After a week of battling snow, rain and floods, Ohio braced for a new series of weather anomalies.
Fog was blamed for one death on Wednesday, the National Weather Service (search) issued a high-wind warning for some portions of the state and freezing temperatures were forecast across Ohio by the weekend.
Melting snow and rain created a thick fog in northwest Ohio, leading to numerous accidents. One person was killed in Defiance in a multi-vehicle pileup, the State Highway Patrol said.
Accidents on secondary roads also forced authorities to shut down some routes. Near the Indiana state line, authorities were diverting traffic away from the Ohio Turnpike (search) because of a crash involving at least 20 vehicles on the Indiana Toll Road (search).
Although the crest of the Ohio River had moved past southwest Ohio, flooding along several other rivers and streams remained a problem. The Great Miami River at Miamitown, just west of Cincinnati, overran its banks, flooding fields and parking lots.
Brian Astifan, of the National Weather Service in Cleveland, said more rain was possible until a cold front comes through the state Thursday.
"A lot of these rivers will remain high until the end of the week," he said.
The weather service also warned that winds of 25 to 35 mph, with gusts up to 60 mph, could accompany showers and thunderstorms in several northern Ohio counties through Thursday evening.
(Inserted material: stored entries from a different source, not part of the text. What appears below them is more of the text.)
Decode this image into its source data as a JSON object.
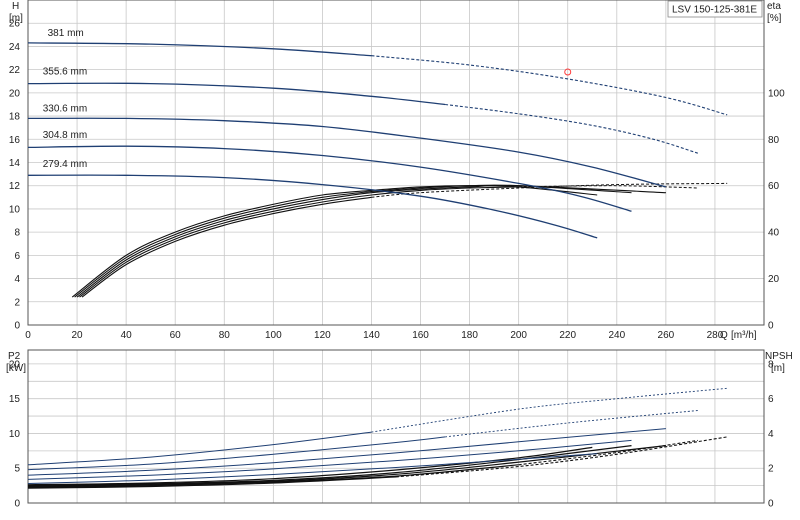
{
  "title": "LSV 150-125-381E",
  "colors": {
    "curve": "#1f3f73",
    "grid": "#c8c8c8",
    "axis": "#555555",
    "marker": "#ff3b3b",
    "eta": "#111111"
  },
  "chart_data": [
    {
      "type": "line",
      "name": "head",
      "title": "LSV 150-125-381E",
      "ylabel": "H",
      "yunit": "[m]",
      "ylabel_right": "eta",
      "yunit_right": "[%]",
      "xlabel": "Q",
      "xunit": "[m³/h]",
      "xlim": [
        0,
        300
      ],
      "ylim": [
        0,
        28
      ],
      "ylim_right": [
        0,
        140
      ],
      "x_ticks": [
        0,
        20,
        40,
        60,
        80,
        100,
        120,
        140,
        160,
        180,
        200,
        220,
        240,
        260,
        280
      ],
      "y_ticks": [
        0,
        2,
        4,
        6,
        8,
        10,
        12,
        14,
        16,
        18,
        20,
        22,
        24,
        26
      ],
      "y_right_ticks": [
        0,
        20,
        40,
        60,
        80,
        100
      ],
      "grid": true,
      "series": [
        {
          "name": "381 mm",
          "label_x": 8,
          "label_y": 24.9,
          "solid": [
            [
              0,
              24.3
            ],
            [
              50,
              24.2
            ],
            [
              100,
              23.8
            ],
            [
              140,
              23.2
            ]
          ],
          "dashed": [
            [
              140,
              23.2
            ],
            [
              180,
              22.4
            ],
            [
              220,
              21.2
            ],
            [
              260,
              19.6
            ],
            [
              285,
              18.1
            ]
          ]
        },
        {
          "name": "355.6 mm",
          "label_x": 6,
          "label_y": 21.6,
          "solid": [
            [
              0,
              20.8
            ],
            [
              50,
              20.8
            ],
            [
              100,
              20.4
            ],
            [
              140,
              19.7
            ],
            [
              170,
              19.0
            ]
          ],
          "dashed": [
            [
              170,
              19.0
            ],
            [
              200,
              18.2
            ],
            [
              230,
              17.2
            ],
            [
              255,
              16.0
            ],
            [
              273,
              14.8
            ]
          ]
        },
        {
          "name": "330.6 mm",
          "label_x": 6,
          "label_y": 18.4,
          "solid": [
            [
              0,
              17.8
            ],
            [
              40,
              17.8
            ],
            [
              80,
              17.6
            ],
            [
              120,
              17.1
            ],
            [
              160,
              16.1
            ],
            [
              200,
              14.9
            ],
            [
              230,
              13.6
            ],
            [
              260,
              11.9
            ]
          ],
          "dashed": []
        },
        {
          "name": "304.8 mm",
          "label_x": 6,
          "label_y": 16.1,
          "solid": [
            [
              0,
              15.3
            ],
            [
              40,
              15.4
            ],
            [
              80,
              15.2
            ],
            [
              120,
              14.6
            ],
            [
              160,
              13.6
            ],
            [
              200,
              12.2
            ],
            [
              225,
              11.1
            ],
            [
              246,
              9.8
            ]
          ],
          "dashed": []
        },
        {
          "name": "279.4 mm",
          "label_x": 6,
          "label_y": 13.6,
          "solid": [
            [
              0,
              12.9
            ],
            [
              40,
              12.9
            ],
            [
              80,
              12.7
            ],
            [
              120,
              12.1
            ],
            [
              160,
              11.1
            ],
            [
              190,
              9.9
            ],
            [
              215,
              8.6
            ],
            [
              232,
              7.5
            ]
          ],
          "dashed": []
        }
      ],
      "efficiency": [
        {
          "solid": [
            [
              18,
              12
            ],
            [
              40,
              30
            ],
            [
              60,
              40
            ],
            [
              80,
              47
            ],
            [
              100,
              52
            ],
            [
              120,
              56
            ],
            [
              140,
              58
            ],
            [
              160,
              59.5
            ],
            [
              180,
              60
            ],
            [
              200,
              59.5
            ],
            [
              232,
              56
            ]
          ],
          "dashed": []
        },
        {
          "solid": [
            [
              19,
              12
            ],
            [
              40,
              29
            ],
            [
              60,
              39
            ],
            [
              80,
              46
            ],
            [
              100,
              51
            ],
            [
              120,
              55
            ],
            [
              140,
              57.5
            ],
            [
              160,
              59
            ],
            [
              180,
              60
            ],
            [
              200,
              60
            ],
            [
              246,
              57
            ]
          ],
          "dashed": []
        },
        {
          "solid": [
            [
              20,
              12
            ],
            [
              40,
              28
            ],
            [
              60,
              38
            ],
            [
              80,
              45
            ],
            [
              100,
              50
            ],
            [
              120,
              54
            ],
            [
              140,
              57
            ],
            [
              160,
              58.5
            ],
            [
              180,
              59.5
            ],
            [
              200,
              60
            ],
            [
              260,
              57
            ]
          ],
          "dashed": []
        },
        {
          "solid": [
            [
              21,
              12
            ],
            [
              40,
              27
            ],
            [
              60,
              37
            ],
            [
              80,
              44
            ],
            [
              100,
              49
            ],
            [
              120,
              53
            ],
            [
              140,
              56
            ],
            [
              160,
              58
            ],
            [
              180,
              59
            ],
            [
              200,
              59.5
            ]
          ],
          "dashed": [
            [
              200,
              59.5
            ],
            [
              240,
              60
            ],
            [
              273,
              59
            ]
          ]
        },
        {
          "solid": [
            [
              22,
              12
            ],
            [
              40,
              26
            ],
            [
              60,
              36
            ],
            [
              80,
              43
            ],
            [
              100,
              48
            ],
            [
              120,
              52
            ],
            [
              140,
              55
            ]
          ],
          "dashed": [
            [
              140,
              55
            ],
            [
              160,
              57
            ],
            [
              200,
              59
            ],
            [
              240,
              60.5
            ],
            [
              285,
              61
            ]
          ]
        }
      ],
      "operating_point": {
        "x": 220,
        "y": 21.8
      }
    },
    {
      "type": "line",
      "name": "power-npsh",
      "ylabel": "P2",
      "yunit": "[kW]",
      "ylabel_right": "NPSH",
      "yunit_right": "[m]",
      "xlim": [
        0,
        300
      ],
      "ylim": [
        0,
        22
      ],
      "ylim_right": [
        0,
        8.8
      ],
      "y_ticks": [
        0,
        5,
        10,
        15,
        20
      ],
      "y_right_ticks": [
        0,
        2,
        4,
        6,
        8
      ],
      "grid": true,
      "power": [
        {
          "solid": [
            [
              0,
              5.5
            ],
            [
              50,
              6.6
            ],
            [
              100,
              8.4
            ],
            [
              140,
              10.2
            ]
          ],
          "dashed": [
            [
              140,
              10.2
            ],
            [
              200,
              13.5
            ],
            [
              240,
              15.0
            ],
            [
              285,
              16.5
            ]
          ]
        },
        {
          "solid": [
            [
              0,
              4.8
            ],
            [
              50,
              5.6
            ],
            [
              100,
              7.0
            ],
            [
              150,
              8.7
            ],
            [
              170,
              9.5
            ]
          ],
          "dashed": [
            [
              170,
              9.5
            ],
            [
              220,
              11.5
            ],
            [
              273,
              13.3
            ]
          ]
        },
        {
          "solid": [
            [
              0,
              4.0
            ],
            [
              50,
              4.7
            ],
            [
              100,
              5.8
            ],
            [
              150,
              7.2
            ],
            [
              200,
              8.8
            ],
            [
              260,
              10.7
            ]
          ],
          "dashed": []
        },
        {
          "solid": [
            [
              0,
              3.4
            ],
            [
              50,
              4.0
            ],
            [
              100,
              4.9
            ],
            [
              150,
              6.1
            ],
            [
              200,
              7.5
            ],
            [
              246,
              9.0
            ]
          ],
          "dashed": []
        },
        {
          "solid": [
            [
              0,
              2.8
            ],
            [
              50,
              3.3
            ],
            [
              100,
              4.1
            ],
            [
              150,
              5.1
            ],
            [
              200,
              6.3
            ],
            [
              232,
              7.1
            ]
          ],
          "dashed": []
        }
      ],
      "npsh": [
        {
          "solid": [
            [
              0,
              1.05
            ],
            [
              50,
              1.15
            ],
            [
              100,
              1.4
            ],
            [
              150,
              1.9
            ],
            [
              200,
              2.6
            ],
            [
              230,
              3.2
            ]
          ],
          "dashed": []
        },
        {
          "solid": [
            [
              0,
              1.0
            ],
            [
              50,
              1.1
            ],
            [
              100,
              1.3
            ],
            [
              150,
              1.75
            ],
            [
              200,
              2.5
            ],
            [
              246,
              3.3
            ]
          ],
          "dashed": []
        },
        {
          "solid": [
            [
              0,
              0.95
            ],
            [
              50,
              1.05
            ],
            [
              100,
              1.25
            ],
            [
              150,
              1.65
            ],
            [
              200,
              2.35
            ],
            [
              260,
              3.3
            ]
          ],
          "dashed": []
        },
        {
          "solid": [
            [
              0,
              0.9
            ],
            [
              50,
              1.0
            ],
            [
              100,
              1.2
            ],
            [
              150,
              1.55
            ],
            [
              200,
              2.2
            ]
          ],
          "dashed": [
            [
              200,
              2.2
            ],
            [
              240,
              2.9
            ],
            [
              273,
              3.6
            ]
          ]
        },
        {
          "solid": [
            [
              0,
              0.85
            ],
            [
              50,
              0.95
            ],
            [
              100,
              1.15
            ],
            [
              150,
              1.5
            ]
          ],
          "dashed": [
            [
              150,
              1.5
            ],
            [
              200,
              2.1
            ],
            [
              240,
              2.8
            ],
            [
              285,
              3.8
            ]
          ]
        }
      ]
    }
  ]
}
Officials in Tuscarawas County in eastern Ohio asked people and businesses near the Tuscarawas River to voluntarily evacuate Wednesday.
"We've contacted most of the residents who live along the river and advised them all of the situation," said Bryan German, a Dover firefighter.
Nick Krupa, Army Corps of Engineers operations manager, said several Ohio dams managed by the corps had unusually high water levels. Controlled releases were ordered at the Bolivar Dam and Dover Dam in the Tuscarawas River to moderate inevitable flooding that would be worse if water spills over the dams.
Krupa said the Bolivar Dam, an earthen dam, was being closely monitored for seepage that might indicate soil erosion.
In southeast Ohio, Morgan County rescuers needed boats to move 12 people from homes surrounded by water from the Muskingum River, said Keith Spare, spokesman for the county Emergency Management Agency.
Parts of Ohio, West Virginia and Kentucky have been flooded since last week when rain fell on ground already saturated by melted snow.
"Right now we're just worried that the ground is so saturated that any rain we get will just run off to streams and creeks," said John Sikora, a weather service meteorologist in Charleston, W.Va.
More rain was expected in southeast Ohio on Thursday before temperatures plummet from the 60s into the 20s Thursday night, with highs Friday around 30 degrees, Sikora said.
"If there's any standing water around it's going to freeze up," he said.
Floodgates remained up along the Ohio River, including at Cincinnati and nearby Covington, Ky., where the river was at 56.3 feet at midday Wednesday. Forecasters said the Ohio wouldn't drop under its 52-foot flood stage at Cincinnati until sometime Saturday.
Gov. Bob Taft has declared a state of emergency in 56 of Ohio's 88 counties, making them eligible for state assistance cleaning up debris from flooding and ice that knocked down tree limbs and power lines.